How to make your neural network Python
Build your own Python Neural Network w/ an example: Learn how to build, train and use a neural network to solve a real-world problem.
Building a Neural Network from Scratch with Python
In this article, we will be discussing how to create a neural network from scratch using Python. We will be using the NumPy
library for its mathematical functions and matplotlib
for its visualization capabilities. We will be using this neural network to solve a basic classification problem.
In order to create a neural network, we need to first define the architecture of our network. We will be creating a simple feed-forward neural network with one hidden layer. This hidden layer will contain three neurons and the output layer will contain one neuron. The following diagram illustrates this architecture:
Now that we have defined the architecture of our network, we need to create a data set to train it. We will be using the Iris dataset for this example. The Iris dataset consists of 150 examples, each containing 4 features (sepal length, sepal width, petal length, petal width) and a label (Iris setosa, Iris virginica, Iris versicolor). The following code snippet reads the Iris dataset and separates it into training and test sets:
# import necessary libraries
import numpy as np
import matplotlib.pyplot as plt
# read the Iris dataset
data = np.genfromtxt("iris.csv", delimiter=",")
# separate features and labels
X = data[:, :4]
y = data[:, 4]
# separate training and test sets
X_train = X[::2]
y_train = y[::2]
X_test = X[1::2]
y_test = y[1::2]
Now that we have our dataset, we need to define some parameters for our neural network. We will use the following parameters for this example: the learning rate, the number of epochs, and the number of neurons in the hidden layer. The following code snippet defines these parameters:
# define parameters
learning_rate = 0.1
num_epochs = 1000
num_neurons = 3
Now that we have defined our parameters, we can start building our neural network. We will be using the sigmoid
activation function for our neurons. The sigmoid
activation function is a logistic function that takes a real-valued input and outputs a value between 0 and 1. The following code snippet defines this function:
# define sigmoid activation function
def sigmoid(x):
return 1.0 / (1.0 + np.exp(-x))
Now that we have defined our activation function, we need to create our weights and biases. We will be using random values for our weights and biases. The following code snippet creates these weights and biases:
# create weights and biases
w1 = np.random.uniform(low=-1.0, high=1.0, size=(4, num_neurons))
b1 = np.random.uniform(low=-1.0, high=1.0, size=(num_neurons))
w2 = np.random.uniform(low=-1.0, high=1.0, size=(num_neurons, 1))

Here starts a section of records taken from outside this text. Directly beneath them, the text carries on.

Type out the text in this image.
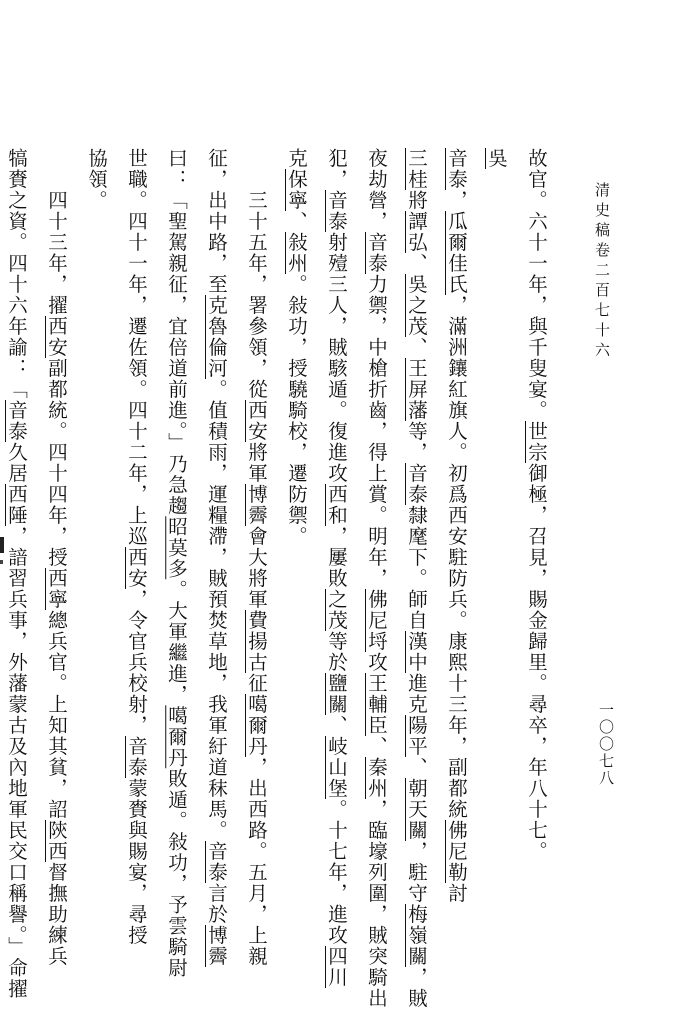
清史稿卷二百七十六
一〇〇七八
故官。六十一年，與千叟宴。世宗御極，召見，賜金歸里。尋卒，年八十七。
吳
音泰，瓜爾佳氏，滿洲鑲紅旗人。初爲西安駐防兵。康熙十三年，副都統佛尼勒討
三桂將譚弘、吳之茂、王屏藩等，音泰隸麾下。師自漢中進克陽平、朝天關，駐守梅嶺關，賊
夜劫營，音泰力禦，中槍折齒，得上賞。明年，佛尼埒攻王輔臣、秦州，臨壕列圍，賊突騎出
犯，音泰射殪三人，賊駭遁。復進攻西和，屢敗之茂等於鹽關、岐山堡。十七年，進攻四川
克保寧、敍州。敍功，授驍騎校，遷防禦。
三十五年，署參領，從西安將軍博霽會大將軍費揚古征噶爾丹，出西路。五月，上親
征，出中路，至克魯倫河。值積雨，運糧滯，賊預焚草地，我軍紆道秣馬。音泰言於博霽
曰：「聖駕親征，宜倍道前進。」乃急趨昭莫多。大軍繼進，噶爾丹敗遁。敍功，予雲騎尉
世職。四十一年，遷佐領。四十二年，上巡西安，令官兵校射，音泰蒙賚與賜宴，尋授
協領。
四十三年，擢西安副都統。四十四年，授西寧總兵官。上知其貧，詔陝西督撫助練兵
犒賚之資。四十六年諭：「音泰久居西陲，諳習兵事，外藩蒙古及內地軍民交口稱譽。」命擢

b2 = np.random.uniform(low=-1.0, high=1.0, size=(1))
Now that we have our weights and biases, we can start training our neural network. The following code snippet implements the training algorithm for our neural network:
# train the neural network
for epoch in range(num_epochs):
# forward pass
z1 = np.dot(X_train, w1) + b1
a1 = sigmoid(z1)
z2 = np.dot(a1, w2) + b2
a2 = sigmoid(z2)
# compute loss
loss = np.mean((y_train - a2)**2)
# backpropagation
dz2 = a2 - y_train
dw2 = np.dot(a1.T, dz2)
db2 = np.sum(dz2, axis=0)
dz1 = np.dot(dz2, w2.T) * sigmoid(z1) * (1 - sigmoid(z1))

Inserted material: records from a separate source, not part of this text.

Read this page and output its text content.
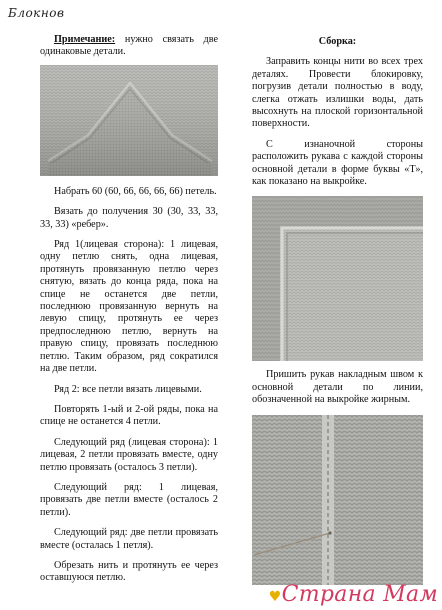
Блокнов

Примечание: нужно связать две одинаковые детали.

Набрать 60 (60, 66, 66, 66, 66) петель.

Вязать до получения 30 (30, 33, 33, 33, 33) «ребер».

Ряд 1(лицевая сторона): 1 лицевая, одну петлю снять, одна лицевая, протянуть провязанную петлю через снятую, вязать до конца ряда, пока на спице не останется две петли, последнюю провязанную вернуть на левую спицу, протянуть ее через предпоследнюю петлю, вернуть на правую спицу, провязать последнюю петлю. Таким образом, ряд сократился на две петли.

Ряд 2: все петли вязать лицевыми.

Повторять 1-ый и 2-ой ряды, пока на спице не останется 4 петли.

Следующий ряд (лицевая сторона): 1 лицевая, 2 петли провязать вместе, одну петлю провязать (осталось 3 петли).

Следующий ряд: 1 лицевая, провязать две петли вместе (осталось 2 петли).

Следующий ряд: две петли провязать вместе (осталась 1 петля).

Обрезать нить и протянуть ее через оставшуюся петлю.

Сборка:

Заправить концы нити во всех трех деталях. Провести блокировку, погрузив детали полностью в воду, слегка отжать излишки воды, дать высохнуть на плоской горизонтальной поверхности.

С изнаночной стороны расположить рукава с каждой стороны основной детали в форме буквы «Т», как показано на выкройке.

Пришить рукав накладным швом к основной детали по линии, обозначенной на выкройке жирным.

♥Страна Мам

dw1 = np.dot(X_train.T, dz1)
db1 = np.sum(dz1, axis=0)
# update weights and biases
w2 -= learning_rate * dw2
b2 -= learning_rate * db2
w1 -= learning_rate * dw1
b1 -= learning_rate * db1
Now that our neural network is trained, we can test it on the Iris test set. The following code snippet implements this:
# test the neural network
z1 = np.dot(X_test, w1) + b1
a1 = sigmoid(z1)
z2 = np.dot(a1, w2) + b2
a2 = sigmoid(z2)
print("Predictions:", np.round(a2))
print("Actual labels:", y_test)
We can also visualize the predictions of our neural network with a confusion matrix. The following code snippet creates this confusion matrix:
# create confusion matrix
cm = np.zeros((3, 3), dtype=int)
for i in range(a2.shape[0]):
cm[int(y_test[i]), int(np.round(a2[i]))] += 1
print("Confusion Matrix:")
print(cm)
We have now successfully created a neural network from scratch in Python. We have used the Iris dataset to train and test our model, and we have visualized the predictions of our model with a confusion matrix. This example illustrates the power of neural networks and how they can be used to solve complex problems.